תַּסְתִּירֵ֤ם ׀ בְּסֵ֥תֶר פָּנֶיךָ֮ מֵֽרֻכְסֵ֫י אִ֥ישׁ תִּצְפְּנֵ֥ם בְּסֻכָּ֗ה מֵרִ֥יב לְשֹׁנֽוֹת׃ | 20 |
Gij beschermt ze in de schuts van uw aanschijn Voor het sarren der mensen; Gij stelt ze veilig in uw tent Voor het kijven der tongen.
בָּר֥וּךְ יְהוָ֑ה כִּ֥י הִפְלִ֘יא חַסְדּ֥וֹ לִ֝֗י בְּעִ֣יר מָצֽוֹר׃ | 21 |
Gezegend zij Jahweh! Want Hij heeft wonderen verricht Van zijn goedheid voor mij Ten tijde van nood.
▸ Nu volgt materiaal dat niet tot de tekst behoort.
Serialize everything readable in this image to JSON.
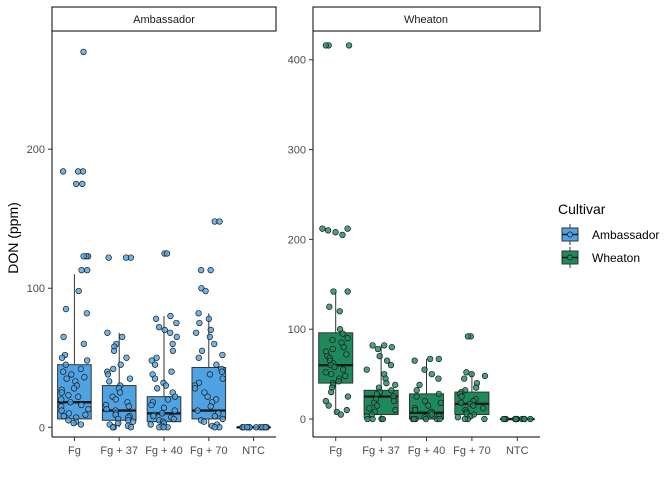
{
  "chart_data": {
    "type": "box",
    "ylabel": "DON (ppm)",
    "xlabel": "",
    "categories": [
      "Fg",
      "Fg + 37",
      "Fg + 40",
      "Fg + 70",
      "NTC"
    ],
    "legend": {
      "title": "Cultivar",
      "position": "right",
      "items": [
        {
          "label": "Ambassador",
          "color": "#4FA3E3"
        },
        {
          "label": "Wheaton",
          "color": "#1E8A5C"
        }
      ]
    },
    "grid": false,
    "panels": [
      {
        "strip": "Ambassador",
        "color": "#4FA3E3",
        "ylim": [
          -7,
          285
        ],
        "yticks": [
          0,
          100,
          200
        ],
        "boxes": [
          {
            "category": "Fg",
            "lower_whisker": 2,
            "q1": 6,
            "median": 18,
            "q3": 45,
            "upper_whisker": 110
          },
          {
            "category": "Fg + 37",
            "lower_whisker": 0,
            "q1": 5,
            "median": 12,
            "q3": 30,
            "upper_whisker": 68
          },
          {
            "category": "Fg + 40",
            "lower_whisker": 0,
            "q1": 4,
            "median": 10,
            "q3": 22,
            "upper_whisker": 80
          },
          {
            "category": "Fg + 70",
            "lower_whisker": 0,
            "q1": 6,
            "median": 12,
            "q3": 43,
            "upper_whisker": 82
          },
          {
            "category": "NTC",
            "lower_whisker": 0,
            "q1": 0,
            "median": 0,
            "q3": 0,
            "upper_whisker": 0
          }
        ],
        "points": [
          {
            "category": "Fg",
            "values": [
              270,
              184,
              184,
              184,
              175,
              175,
              123,
              123,
              123,
              113,
              113,
              98,
              85,
              82,
              65,
              60,
              52,
              50,
              48,
              45,
              42,
              40,
              38,
              36,
              35,
              33,
              30,
              28,
              27,
              25,
              23,
              22,
              20,
              18,
              16,
              15,
              13,
              12,
              10,
              9,
              8,
              7,
              5,
              4,
              3,
              2
            ]
          },
          {
            "category": "Fg + 37",
            "values": [
              122,
              122,
              122,
              68,
              65,
              60,
              58,
              55,
              50,
              45,
              42,
              40,
              38,
              35,
              33,
              30,
              28,
              25,
              22,
              20,
              18,
              16,
              15,
              13,
              12,
              10,
              9,
              8,
              7,
              6,
              5,
              4,
              3,
              2,
              1,
              0,
              0,
              0
            ]
          },
          {
            "category": "Fg + 40",
            "values": [
              125,
              125,
              80,
              78,
              75,
              72,
              70,
              68,
              65,
              60,
              55,
              50,
              48,
              45,
              40,
              38,
              35,
              32,
              30,
              28,
              25,
              22,
              20,
              18,
              16,
              14,
              12,
              10,
              9,
              8,
              7,
              6,
              5,
              4,
              3,
              2,
              1,
              0,
              0,
              0
            ]
          },
          {
            "category": "Fg + 70",
            "values": [
              148,
              148,
              113,
              113,
              100,
              98,
              82,
              78,
              75,
              70,
              68,
              65,
              60,
              55,
              52,
              50,
              45,
              42,
              40,
              38,
              35,
              32,
              30,
              28,
              25,
              22,
              20,
              18,
              15,
              12,
              10,
              8,
              6,
              5,
              4,
              2,
              1,
              0,
              0
            ]
          },
          {
            "category": "NTC",
            "values": [
              0,
              0,
              0,
              0,
              0,
              0,
              0,
              0,
              0,
              0,
              0,
              0
            ]
          }
        ]
      },
      {
        "strip": "Wheaton",
        "color": "#1E8A5C",
        "ylim": [
          -20,
          432
        ],
        "yticks": [
          0,
          100,
          200,
          300,
          400
        ],
        "boxes": [
          {
            "category": "Fg",
            "lower_whisker": 5,
            "q1": 40,
            "median": 60,
            "q3": 96,
            "upper_whisker": 142
          },
          {
            "category": "Fg + 37",
            "lower_whisker": 0,
            "q1": 5,
            "median": 25,
            "q3": 32,
            "upper_whisker": 82
          },
          {
            "category": "Fg + 40",
            "lower_whisker": 0,
            "q1": 0,
            "median": 7,
            "q3": 28,
            "upper_whisker": 67
          },
          {
            "category": "Fg + 70",
            "lower_whisker": 0,
            "q1": 5,
            "median": 17,
            "q3": 30,
            "upper_whisker": 52
          },
          {
            "category": "NTC",
            "lower_whisker": 0,
            "q1": 0,
            "median": 0,
            "q3": 0,
            "upper_whisker": 0
          }
        ],
        "points": [
          {
            "category": "Fg",
            "values": [
              416,
              416,
              416,
              212,
              212,
              210,
              208,
              205,
              142,
              142,
              125,
              120,
              100,
              95,
              90,
              88,
              85,
              80,
              78,
              75,
              72,
              70,
              68,
              65,
              62,
              60,
              58,
              55,
              52,
              50,
              48,
              45,
              42,
              40,
              38,
              35,
              30,
              25,
              20,
              15,
              10,
              8,
              5
            ]
          },
          {
            "category": "Fg + 37",
            "values": [
              82,
              82,
              80,
              78,
              70,
              65,
              60,
              55,
              50,
              45,
              40,
              38,
              35,
              32,
              30,
              28,
              25,
              22,
              20,
              18,
              15,
              12,
              10,
              8,
              5,
              3,
              0,
              0,
              0,
              0
            ]
          },
          {
            "category": "Fg + 40",
            "values": [
              67,
              67,
              65,
              55,
              50,
              45,
              38,
              32,
              28,
              25,
              20,
              18,
              15,
              12,
              10,
              8,
              7,
              5,
              3,
              2,
              0,
              0,
              0,
              0,
              0,
              0
            ]
          },
          {
            "category": "Fg + 70",
            "values": [
              92,
              92,
              52,
              50,
              48,
              45,
              40,
              35,
              32,
              30,
              28,
              25,
              22,
              20,
              18,
              17,
              15,
              12,
              10,
              8,
              6,
              5,
              3,
              2,
              0,
              0,
              0
            ]
          },
          {
            "category": "NTC",
            "values": [
              0,
              0,
              0,
              0,
              0,
              0,
              0,
              0,
              0,
              0,
              0,
              0
            ]
          }
        ]
      }
    ]
  }
}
וַאֲנִ֤י ׀ אָ֘מַ֤רְתִּי בְחָפְזִ֗י נִגְרַזְתִּי֮ מִנֶּ֪גֶד עֵ֫ינֶ֥יךָ אָכֵ֗ן שָׁ֭מַעְתָּ ק֥וֹל תַּחֲנוּנַ֗י בְּשַׁוְּעִ֥י אֵלֶֽיךָ׃ | 22 |
Ik had in mijn angst al gezegd: "Ik ben uit uw ogen verstoten!" Maar Gij hebt mijn smeken verhoord, Toen ik om hulp tot U riep.
אֶֽהֱב֥וּ אֶת־יְהוָ֗ה כָּֽל־חֲסִ֫ידָ֥יו אֱ֭מוּנִים נֹצֵ֣ר יְהוָ֑ה וּמְשַׁלֵּ֥ם עַל־יֶ֝֗תֶר עֹשֵׂ֥ה גַאֲוָֽה׃ | 23 |
Hebt Jahweh dus lief Gij allen, zijn vromen; Want Jahweh behoedt de getrouwen, Maar met woeker vergeldt Hij de trotsen.
חִ֭זְקוּ וְיַאֲמֵ֣ץ לְבַבְכֶ֑ם כָּל־הַ֝מְיַחֲלִ֗ים לַיהוָֽה׃ | 24 |
Houdt moed, weest onverschrokken van hart, Gij allen, die op Jahweh hoopt!